The Queen on her Throne
March truly is my least favorite of all despite the Madness. Everything is still winter dead and the cold crisp winter days succumb to a gnarly mixture of being just cold (and usually damp) enough to make life miserable. It’s unfair to be so tough on March as there is no way it can compete with a summer month, much less a glorious autumnal one. I should be more respectful because some of the major events of my life went down in March. I was married in March and that turned out okay. Similar in design and result thirty nine years ago today I put the Army uniform on for the first time which also turned out okay, going from private to full colonel.
New Carpet Dancing

Looking back on that day in 1978 it wasn’t really that memorable. My mother left for work and I can’t remember if she even stopped to say goodbye. My sister, the redoubtable Great Aunt, certainly did and gave me a big hug before I set out the door. I walked down Valley Street leaving my childhood home for the last time (except for visits), unbeknownst to me at the time. I walked down to the recruiter’s office and was shortly in a car to Manchester where I took my first airplane ride ever (first of hundreds) and landed first in Worcester (of all places) and then New York City and Louisville, Kentucky (airline schedules were much different back then). It turned out to be the best decision I ever made and led to finding my niche in life but the only thing I remember clearly from that day is searing loneliness. So maybe I shouldn’t be so hard on March. These thoughts were bouncing around my head this morning when I took Buddy out back for his morning constitutional. I was greeted with a devastatingly beautiful sunrise that I climbed the hill to see more clearly. Sometimes the Big Guy just knows when you need a lift. His coloring this morning was off the charts and there
is no way a camera could capture the true majesty but I tried.
Sunrise this Morning
Speaking of the Big Guy I took the advice of several friends offered after reading my tepid review of the movie version of The Shack. They recommended I read the book which I did and finished yesterday. They were so right. I don’t know if I could call it life changing but it was certainly profound. As with most books it is so much deeper than a movie can ever hope to be and the issues here deserve some depth. It’s the story of a man broken by tragedy who spends a weekend with God, Jesus and the Holy Spirit. The book takes the reader on a thoughtful journey into their own beliefs without being preachy. I loved it on a very fundamental level. I’ve always struggled with the bells and whistles man hangs on faith with organized religion and this story really spoke to me. Anytime the written word can gently force you to look into yourself growth will occur. Thank you to those friends who suggested this to me. I also loved the ending in the book so much more.

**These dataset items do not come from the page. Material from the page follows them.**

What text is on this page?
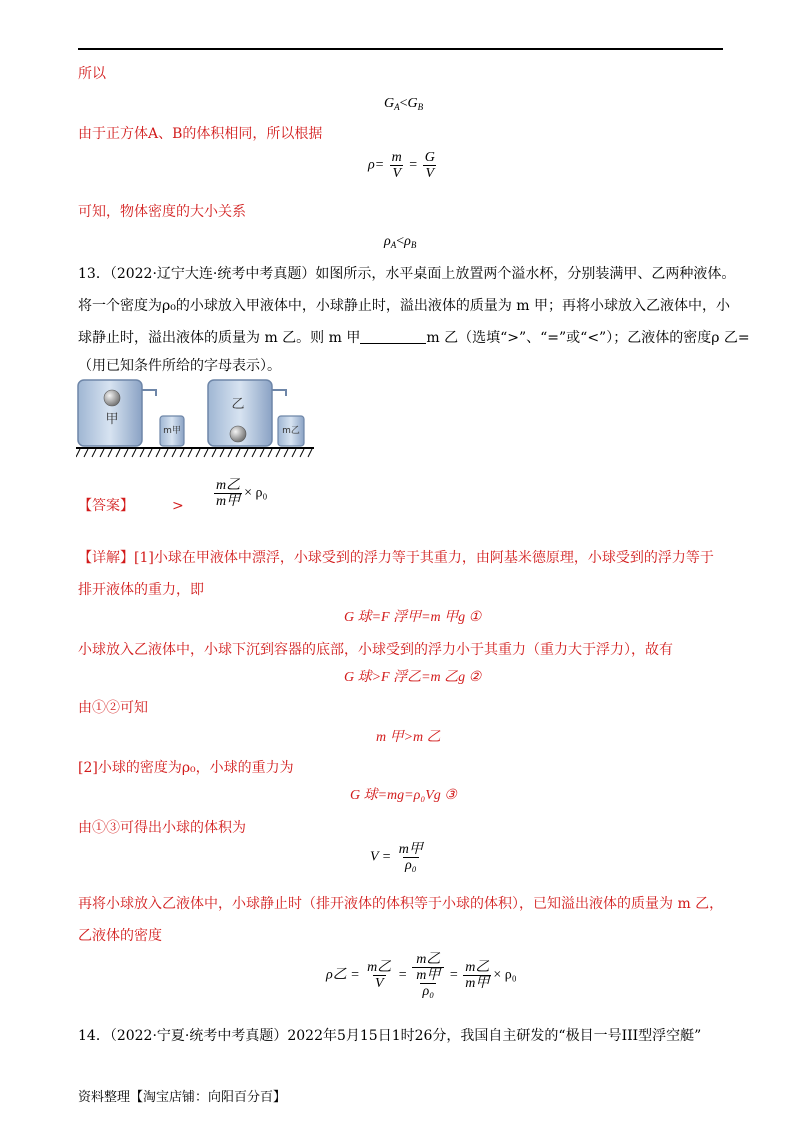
所以
$G_A<G_B$
由于正方体A、B的体积相同，所以根据
$\rho= \frac{m}{V} = \frac{G}{V}$
可知，物体密度的大小关系
$\rho_A<\rho_B$
13．（2022·辽宁大连·统考中考真题）如图所示，水平桌面上放置两个溢水杯，分别装满甲、乙两种液体。
将一个密度为ρ₀的小球放入甲液体中，小球静止时，溢出液体的质量为 m 甲；再将小球放入乙液体中，小
球静止时，溢出液体的质量为 m 乙。则 m 甲	m 乙（选填“>”、“=”或“<”）；乙液体的密度ρ 乙=
（用已知条件所给的字母表示）。
甲
m甲
乙
m乙
【答案】	> $\frac{\text{m乙}}{\text{m甲}} \times \rho_0$
【详解】[1]小球在甲液体中漂浮，小球受到的浮力等于其重力，由阿基米德原理，小球受到的浮力等于
排开液体的重力，即
G 球=F 浮甲=m 甲g ①
小球放入乙液体中，小球下沉到容器的底部，小球受到的浮力小于其重力（重力大于浮力），故有
G 球>F 浮乙=m 乙g ②
由①②可知
m 甲>m 乙
[2]小球的密度为ρ₀，小球的重力为
G 球=mg=ρ₀Vg ③
由①③可得出小球的体积为
$V = \frac{\text{m甲}}{\text{ρ₀}}$
再将小球放入乙液体中，小球静止时（排开液体的体积等于小球的体积），已知溢出液体的质量为 m 乙，
乙液体的密度
ρ乙 = $\frac{\text{m乙}}{V} = \frac{\text{m乙}}{\frac{\text{m甲}}{\text{ρ₀}}} = \frac{\text{m乙}}{\text{m甲}} \times \rho_0$
14．（2022·宁夏·统考中考真题）2022年5月15日1时26分，我国自主研发的“极目一号III型浮空艇”
资料整理【淘宝店铺：向阳百分百】
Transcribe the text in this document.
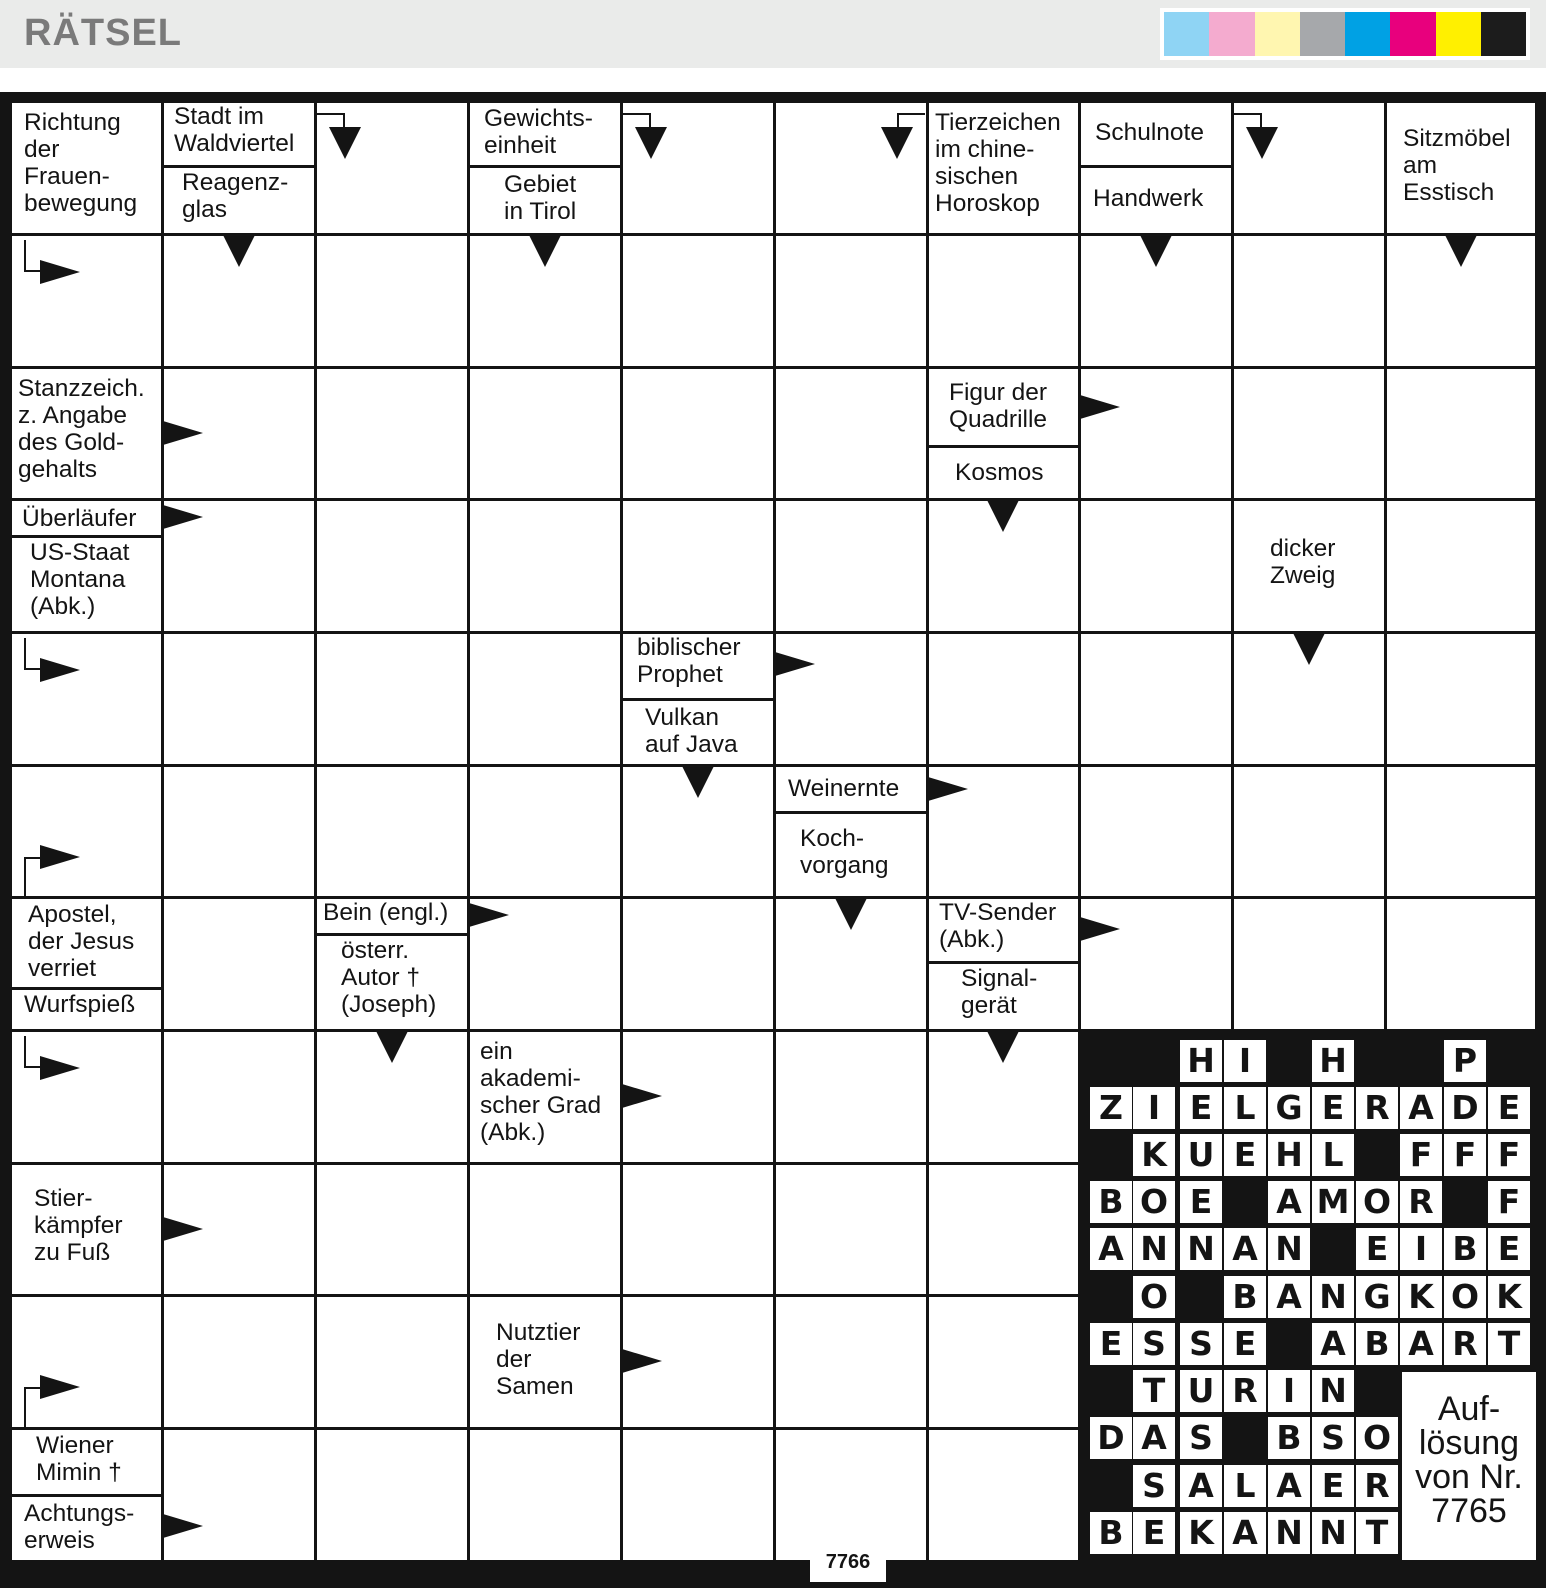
RÄTSEL
Richtung
der
Frauen-
bewegung
Stadt im
Waldviertel
Reagenz-
glas
Gewichts-
einheit
Gebiet
in Tirol
Tierzeichen
im chine-
sischen
Horoskop
Schulnote
Handwerk
Sitzmöbel
am
Esstisch
Stanzzeich.
z. Angabe
des Gold-
gehalts
Figur der
Quadrille
Kosmos
Überläufer
US-Staat
Montana
(Abk.)
dicker
Zweig
biblischer
Prophet
Vulkan
auf Java
Weinernte
Koch-
vorgang
Apostel,
der Jesus
verriet
Wurfspieß
Bein (engl.)
österr.
Autor †
(Joseph)
TV-Sender
(Abk.)
Signal-
gerät
ein
akademi-
scher Grad
(Abk.)
Stier-
kämpfer
zu Fuß
Nutztier
der
Samen
Wiener
Mimin †
Achtungs-
erweis
H I	H	P
Z I E L G E R A D E
K U E H L	F F F
B O E A M O R F
A N N A N E I B E
O B A N G K O K
E S S E A B A R T
T U R I N
D A S B S O
S A L A E R
B E K A N N T
Auf-
lösung
von Nr.
7765
7766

I didn’t love Life, which I took in last night and this surprised me. I was really looking forward to this mainly because of the cast but anytime you’ve got a bad ass alien chasing humans down in space – I’m in. The movie starts out promisingly but fails to finish as the seemingly indestructible alien removes some of the most interesting characters too quickly. We’re left with a dour pair fighting the good fight and some plot holes you could drive a space station through. Maybe I expected too much given the level of the cast but it turns out to be a semi-thrilling monster flick I’ve seen too many times before in other modes. 
My wife is making the most of her last few days in Panama before returning for the tail end of New England March. Yesterday she took her mom up into the mountains to swim at Los Cangilones de Gualaca which loosely translated means the Canyons of Gualaca. It's a very neat place where a mountain river cuts through rock to form a fun place to swim (even in March - conversely one of the best months to be in Panama.